Hasta aquí me he referido a vuestra posición netamente
democrática. Permitidme aludir, siquiera sea brevemente, a la mía. No
me importan las palabras de los adversarios y mucho menos sus
insultos. Me basta con la rectitud de mi proceder y con la noción de
nuestra confianza. Ello me permite aseverar, modestamente,
sencillamente, llanamente, sin ostentación ni gritos, sin necesidad de
mesarme de los cabellos ni rasgarme las vestiduras, que soy demócrata
en el doble sentido político y económico del concepto, porque quiero
que el pueblo, todo el pueblo (en esto sí que soy "totalitario"), y no
una parte ínfima del pueblo se gobierne a sí mismo y porque deseo que
todo el pueblo adquiera la libertad económica que es indispensable
para ejercer las facultades de autodeterminación. Soy, pues, mucho más
demócrata que mis adversarios, porque yo busco una democracia real,
mientras que ellos defienden una apariencia de democracia, la forma
externa de la democracia. Yo pretendo que un mejor estándar de vida
ponga a los trabajadores, aún a los más honestos, a cubierto de las
coacciones de los capitalistas; y ellos quieren que la miseria del
proletariado y su desamparo estatal les permita continuar sus viejas
mañas de compra y de usurpación de las libretas de enrolamiento. Por
lo demás, es lamentable que a mí, que he propulsado y facilitado la
vuelta a la normalidad, que me he situado en posición de ciudadano
civil para afrontar la lucha y que he despreciado ocasiones que se me
venían a la mano para llegar al poder sin proceso electoral, se me
imputen propósitos inconstitucionales, presentes o futuros. Y es
todavía más lamentable que esas acusaciones sean hechas por quienes, a
título de demócratas, no saben a qué arbitrio acudir o a qué militar o
marino volver los ojos para evitar unas elecciones en que se saben
derrotados, no porque vaya a haber fraude, sino porque no lo va a
haber, o, mejor dicho, porque ya no tienen ellos a su disposición
todos los elementos que antes usaban para ganar fraudulentamente los
comicios. Vienen reclamando desde hace tiempo elecciones limpias, pero
cuando llegan a ellas, se asustan del procedimiento democrático.

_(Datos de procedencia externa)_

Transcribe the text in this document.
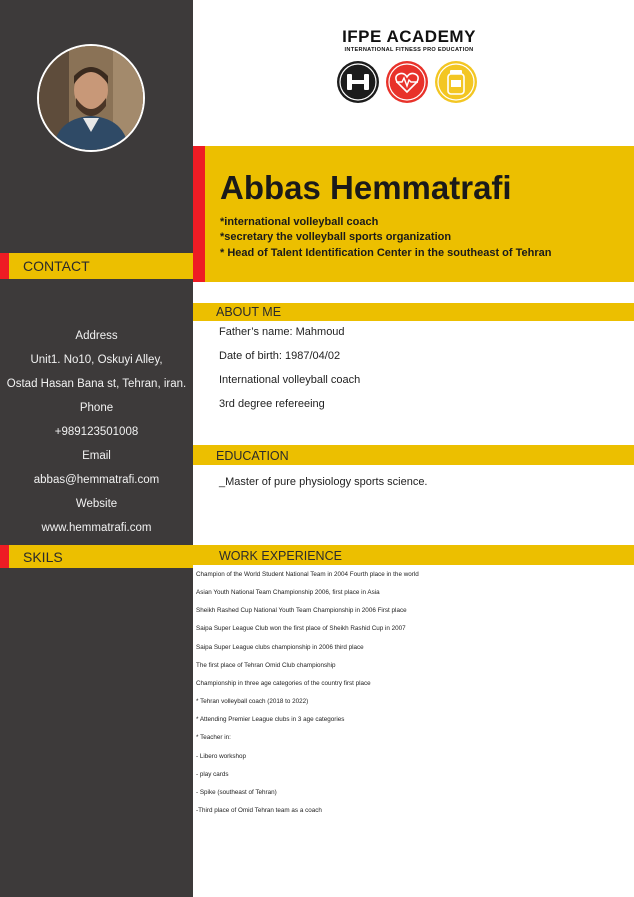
CONTACT
Address
Unit1. No10, Oskuyi Alley,
Ostad Hasan Bana st, Tehran, iran.
Phone
+989123501008
Email
abbas@hemmatrafi.com
Website
www.hemmatrafi.com
SKILS
IFPE ACADEMY
INTERNATIONAL FITNESS PRO EDUCATION
Abbas Hemmatrafi
*international volleyball coach
*secretary the volleyball sports organization
* Head of Talent Identification Center in the southeast of Tehran
ABOUT ME
Father’s name: Mahmoud
Date of birth: 1987/04/02
International volleyball coach
3rd degree refereeing
EDUCATION
_Master of pure physiology sports science.
WORK EXPERIENCE
Champion of the World Student National Team in 2004 Fourth place in the world
Asian Youth National Team Championship 2006, first place in Asia
Sheikh Rashed Cup National Youth Team Championship in 2006 First place
Saipa Super League Club won the first place of Sheikh Rashid Cup in 2007
Saipa Super League clubs championship in 2006 third place
The first place of Tehran Omid Club championship
Championship in three age categories of the country first place
* Tehran volleyball coach (2018 to 2022)
* Attending Premier League clubs in 3 age categories
* Teacher in:
- Libero workshop
- play cards
- Spike (southeast of Tehran)
-Third place of Omid Tehran team as a coach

Por todas esas razones no soy tampoco de los que creen
que los integrantes de la llamada Unión Democrática han dejado de
llenar su programa político -vale decir, su democracia como un
contenido económico-. Lo que pasa es que ellos están defendiendo un
sistema capitalista con perjuicio o con desprecio de los intereses de
los trabajadores, aún cuando les hagan las pequeñas concesiones a que
luego habré de referirme; mientras que nosotros defendemos la posición
del trabajador y creemos que sólo aumentando enormemente su bienestar
e incrementando su participación en el Estado y la intervención de
éste en las relaciones del trabajo, será posible que subsista lo que
el sistema capitalista de libre iniciativa tiene de bueno y de
aprovechable frente a los sistemas colectivistas. Por el bien de mi
Patria, quisiera que mis enemigos se convenciesen de que mi actitud no
sólo es humana, sino que es conservadora, en la noble aceptación del
vocablo. Y bueno sería, también, que desechasen de una vez el
calificativo de demagógico que se atribuye a todos mis actos, no
porque carezcan de valor constructivo ni porque vayan encaminados a
implantar una tiranía de la plebe (que es el significado de la palabra
demagogia), sino simplemente porque no van de acuerdo con los egoístas
intereses capitalistas, ni se preocupan con exceso de la actual
"estructura social", ni de lo que ellos, barriendo para adentro,
llaman "los supremos intereses del país", confundiéndolos con los
suyos propios.
Personalmente, prefiero la idea defendida por Roosevelt
(y el testimonio no creo que pueda ser recusado) de que la economía ha
dejado de ser un fin en sí mismo para convertirse en un medio de
solucionar los problemas sociales. Es decir, que si la economía no sirve
para llevar el bienestar a toda la población y no a una parte de
ella, resulta cosa bien despreciable. Lástima que los conceptos de
Roosevelt a este respecto fueran desbaratados por la Cámara... y por
la "Antecámara"..., es decir, por los organismos norteamericanos
equivalentes a nuestra Unión Industrial, Bolsa de Comercio y Sociedad
Rural. Y conste, asimismo, que Roosevelt distaba mucho de ser, ni en
lo social ni en lo político, un hombre avanzado.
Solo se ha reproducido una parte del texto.